Southwestern Two-Bean Salad
1/2 cup white vinegar
1/4 cup vegetable oil
1 tablespoon sugar
2 teaspoons ground cumin
1 teaspoon dried oregano leaves
1/2 teaspoon salt
1/4 teaspoon ground black pepper
2 cans (15 ounces each) pinto beans, drained and rinsed
1 can (15 ounces) black beans, drained and rinsed
1 can (15 1/4 ounces) whole kernel corn, drained
1 large red bell pepper, chopped
1/2 cup finely chopped red onion
2 fresh jalapeno peppers, seeded and finely chopped (1/4 – 1/3 cup)
1/4 cup snipped fresh cilantro
For the dressing, whisk together vinegar, oil, sugar, cumin, oregano, salt and black pepper in a small bowl. Set aside.
For the salad, drain and rinse beans. Place beans in a large bowl. Drain corn. Chop bell pepper and add corn and bell pepper to beans.
Chop onion and jalapeno peppers. Snip cilantro using kitchen shears (or chop it). Add onion, jalapeno peppers, cilantro, and dressing to bean mixture. Mix gently. Cover and refrigerate 2 – 3 hours to allow flavors to blend.
Source: Pampered Chef’s Casual Cooking
I just love this salad. It’s light and fresh, and I like the way the tender texture of the beans contrasts with the crunch of the peppers and the corn. Plus, it’s inexpensive to make, it keeps wonderfully, and it adapts well for a variety of menus. Give it a try!
TIPS: Since it’s summer and fresh corn is readily available, I substituted fresh corn for the canned. I cut the kernels off of two cobs, placed the corn in a colander, poured boiling water over it, and drained it before adding it to the salad.

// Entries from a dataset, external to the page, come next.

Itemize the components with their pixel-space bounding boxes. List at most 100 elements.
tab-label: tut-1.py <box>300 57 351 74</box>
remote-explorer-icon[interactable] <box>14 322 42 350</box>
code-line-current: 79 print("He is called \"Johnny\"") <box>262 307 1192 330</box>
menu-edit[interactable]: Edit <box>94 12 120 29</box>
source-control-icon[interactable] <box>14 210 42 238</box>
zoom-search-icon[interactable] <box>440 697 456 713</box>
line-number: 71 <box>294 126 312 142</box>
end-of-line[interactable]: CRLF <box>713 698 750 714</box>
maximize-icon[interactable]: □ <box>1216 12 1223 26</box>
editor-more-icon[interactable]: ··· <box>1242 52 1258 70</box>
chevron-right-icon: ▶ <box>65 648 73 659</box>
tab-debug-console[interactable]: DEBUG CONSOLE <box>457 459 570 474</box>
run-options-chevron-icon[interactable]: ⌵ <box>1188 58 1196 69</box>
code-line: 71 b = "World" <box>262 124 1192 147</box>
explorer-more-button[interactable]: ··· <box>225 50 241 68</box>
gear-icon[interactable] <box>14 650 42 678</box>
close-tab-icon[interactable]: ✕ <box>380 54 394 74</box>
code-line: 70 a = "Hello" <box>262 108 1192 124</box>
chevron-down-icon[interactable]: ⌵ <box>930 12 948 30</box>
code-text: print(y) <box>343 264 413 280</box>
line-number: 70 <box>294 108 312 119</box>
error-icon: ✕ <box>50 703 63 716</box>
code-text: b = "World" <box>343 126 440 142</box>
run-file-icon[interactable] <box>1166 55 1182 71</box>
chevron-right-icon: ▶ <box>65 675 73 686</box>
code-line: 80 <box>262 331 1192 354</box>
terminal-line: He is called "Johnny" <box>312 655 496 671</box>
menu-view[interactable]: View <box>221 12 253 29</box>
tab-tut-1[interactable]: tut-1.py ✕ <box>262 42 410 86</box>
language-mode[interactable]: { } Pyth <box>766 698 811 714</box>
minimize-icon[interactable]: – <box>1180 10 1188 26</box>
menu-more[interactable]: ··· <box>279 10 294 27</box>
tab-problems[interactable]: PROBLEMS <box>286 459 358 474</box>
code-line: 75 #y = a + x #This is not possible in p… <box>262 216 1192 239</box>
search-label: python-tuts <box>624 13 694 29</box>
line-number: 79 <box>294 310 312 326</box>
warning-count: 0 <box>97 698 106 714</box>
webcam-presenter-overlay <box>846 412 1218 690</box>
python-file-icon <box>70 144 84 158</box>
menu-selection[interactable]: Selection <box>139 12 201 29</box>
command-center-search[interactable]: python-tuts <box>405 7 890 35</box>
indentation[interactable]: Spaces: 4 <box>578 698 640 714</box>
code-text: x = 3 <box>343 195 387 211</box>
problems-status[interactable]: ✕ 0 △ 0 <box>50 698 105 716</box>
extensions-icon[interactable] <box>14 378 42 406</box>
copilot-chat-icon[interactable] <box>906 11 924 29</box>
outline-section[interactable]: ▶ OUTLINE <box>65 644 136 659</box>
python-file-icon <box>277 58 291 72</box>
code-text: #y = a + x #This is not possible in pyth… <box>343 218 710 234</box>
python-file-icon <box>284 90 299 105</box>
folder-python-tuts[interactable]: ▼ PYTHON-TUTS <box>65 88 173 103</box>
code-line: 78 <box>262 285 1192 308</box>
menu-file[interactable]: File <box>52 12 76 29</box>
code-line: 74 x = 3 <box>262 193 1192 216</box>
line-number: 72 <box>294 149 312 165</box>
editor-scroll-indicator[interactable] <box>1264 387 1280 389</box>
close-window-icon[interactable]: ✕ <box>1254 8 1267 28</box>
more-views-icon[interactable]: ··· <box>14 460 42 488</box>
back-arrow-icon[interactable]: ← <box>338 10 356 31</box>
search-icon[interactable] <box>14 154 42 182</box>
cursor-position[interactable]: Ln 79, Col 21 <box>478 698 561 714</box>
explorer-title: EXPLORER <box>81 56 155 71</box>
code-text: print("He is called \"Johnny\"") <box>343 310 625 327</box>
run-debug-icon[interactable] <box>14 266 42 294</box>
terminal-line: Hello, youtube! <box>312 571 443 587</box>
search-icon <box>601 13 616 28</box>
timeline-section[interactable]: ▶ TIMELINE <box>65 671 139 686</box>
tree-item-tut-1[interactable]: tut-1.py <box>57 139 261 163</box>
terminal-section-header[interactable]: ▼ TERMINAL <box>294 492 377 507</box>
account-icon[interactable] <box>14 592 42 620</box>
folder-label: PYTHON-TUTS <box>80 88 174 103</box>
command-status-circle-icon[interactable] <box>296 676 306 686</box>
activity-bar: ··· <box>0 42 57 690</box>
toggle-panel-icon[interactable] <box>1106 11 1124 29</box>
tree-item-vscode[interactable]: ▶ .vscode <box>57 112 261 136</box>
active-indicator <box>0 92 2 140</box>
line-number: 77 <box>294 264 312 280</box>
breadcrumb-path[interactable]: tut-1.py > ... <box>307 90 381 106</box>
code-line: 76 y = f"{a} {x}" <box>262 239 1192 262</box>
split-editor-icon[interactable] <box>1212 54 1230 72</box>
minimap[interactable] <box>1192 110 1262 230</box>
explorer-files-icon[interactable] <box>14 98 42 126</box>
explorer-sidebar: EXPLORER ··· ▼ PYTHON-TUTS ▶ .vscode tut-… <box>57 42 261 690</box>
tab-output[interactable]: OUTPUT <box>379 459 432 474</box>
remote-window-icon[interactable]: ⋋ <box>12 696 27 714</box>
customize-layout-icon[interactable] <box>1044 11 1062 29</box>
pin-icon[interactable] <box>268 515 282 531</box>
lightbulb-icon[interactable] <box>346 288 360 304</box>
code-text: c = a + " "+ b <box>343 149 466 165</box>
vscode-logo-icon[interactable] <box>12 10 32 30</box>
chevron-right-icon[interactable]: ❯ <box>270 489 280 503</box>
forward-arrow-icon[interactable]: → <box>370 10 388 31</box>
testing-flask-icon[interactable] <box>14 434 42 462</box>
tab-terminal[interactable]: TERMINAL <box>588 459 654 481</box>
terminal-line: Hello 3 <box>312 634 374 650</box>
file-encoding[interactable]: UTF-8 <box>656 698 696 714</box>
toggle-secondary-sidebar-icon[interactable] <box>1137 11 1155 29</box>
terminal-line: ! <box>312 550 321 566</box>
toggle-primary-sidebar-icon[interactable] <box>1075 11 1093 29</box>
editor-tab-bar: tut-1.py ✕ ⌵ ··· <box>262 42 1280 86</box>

Also, since my mom recently fell victim to “jalapeno eyes,” a note about working with jalapenos: After handling jalapenos, always (!) make sure you wash your hands (or wear gloves). If you have jalapeno oil on your hands and you touch your skin (or heaven forbid, your eyes), it will burn. I accidentally touched the corner of my mouth recently with jalapeno hands, and while it wasn’t excruciating, I could definitely feel the heat. If you’re generally cautious about spicy food, though, don’t let this scare you out of using jalapenos in the salad. Removing the seeds and membranes tones them down considerably. I’m a bit of a wimp when it comes to spicy food, and I could barely taste them.